Temarotene
- Names: IUPAC name 1,1,4,4-tetramethyl-6-[(E)-1-phenylprop-1-en-2-yl]-2,3-dihydronaphthalene

Identifiers
- CAS Number: 75078-91-0;
- 3D model (JSmol): Interactive image;
- ChEMBL: ChEMBL554474;
- ChemSpider: 4940787;
- PubChem CID: 6436116;
- UNII: A28G39IJ7K;

Properties
- Chemical formula: C_{23}H_{28}
- Molar mass: 304.477 g·mol^{−1}
- Appearance: Solid powder
- Density: 0.963 g/cm^{3}

= Temarotene =

Temarotene is a synthetic arotinoid compound with the molecular formula C23H28. The compound is an orally active drug known for its immunosuppressive and immunostimulatory activities.

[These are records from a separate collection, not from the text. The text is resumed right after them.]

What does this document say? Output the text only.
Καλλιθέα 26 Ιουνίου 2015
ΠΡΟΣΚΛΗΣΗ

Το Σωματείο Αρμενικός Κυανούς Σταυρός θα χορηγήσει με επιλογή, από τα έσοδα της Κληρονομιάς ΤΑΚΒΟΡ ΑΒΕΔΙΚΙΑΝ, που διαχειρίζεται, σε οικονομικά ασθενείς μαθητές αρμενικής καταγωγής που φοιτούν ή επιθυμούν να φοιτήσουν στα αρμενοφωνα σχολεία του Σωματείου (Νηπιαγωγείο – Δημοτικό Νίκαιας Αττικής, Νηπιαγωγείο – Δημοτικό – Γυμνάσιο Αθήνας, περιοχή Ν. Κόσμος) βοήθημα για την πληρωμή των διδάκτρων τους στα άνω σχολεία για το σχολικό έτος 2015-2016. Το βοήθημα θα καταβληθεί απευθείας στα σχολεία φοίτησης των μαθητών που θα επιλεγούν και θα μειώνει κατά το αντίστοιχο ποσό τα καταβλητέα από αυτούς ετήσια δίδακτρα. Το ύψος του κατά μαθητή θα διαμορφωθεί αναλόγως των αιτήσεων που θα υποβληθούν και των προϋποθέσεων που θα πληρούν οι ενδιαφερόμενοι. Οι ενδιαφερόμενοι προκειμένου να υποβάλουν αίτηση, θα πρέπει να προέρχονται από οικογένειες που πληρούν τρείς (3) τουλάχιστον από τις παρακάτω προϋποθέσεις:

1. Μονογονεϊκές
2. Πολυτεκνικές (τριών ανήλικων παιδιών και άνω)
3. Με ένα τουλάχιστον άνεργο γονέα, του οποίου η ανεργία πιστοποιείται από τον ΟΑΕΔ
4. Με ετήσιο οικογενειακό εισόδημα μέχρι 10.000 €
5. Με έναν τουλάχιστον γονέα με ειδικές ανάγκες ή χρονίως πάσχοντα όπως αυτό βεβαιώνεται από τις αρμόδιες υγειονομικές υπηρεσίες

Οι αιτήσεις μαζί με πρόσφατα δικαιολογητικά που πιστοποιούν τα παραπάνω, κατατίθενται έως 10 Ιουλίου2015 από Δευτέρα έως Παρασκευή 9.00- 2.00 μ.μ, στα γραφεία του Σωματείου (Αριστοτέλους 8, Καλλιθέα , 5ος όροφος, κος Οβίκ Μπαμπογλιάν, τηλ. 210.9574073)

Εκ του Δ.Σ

Temarotene was also studied as a chemopreventive agent.

==Synthesis==
Synthesis of arotinoid acid and temarotene starts with mixed (Z)-1,2-bis(organylchalcogene)-1-alkene as a precursor.

==Uses==
Temarotene functions as an orally administered immunomodulator, exhibiting both immunosuppressive and immunostimulatory properties. Studies demonstrate its ability to regulate ornithine decarboxylase (ODC) gene expression in vitro, a mechanism linked to its effects on cellular differentiation and immune response. Temarotene is also used in the study of lichen planus.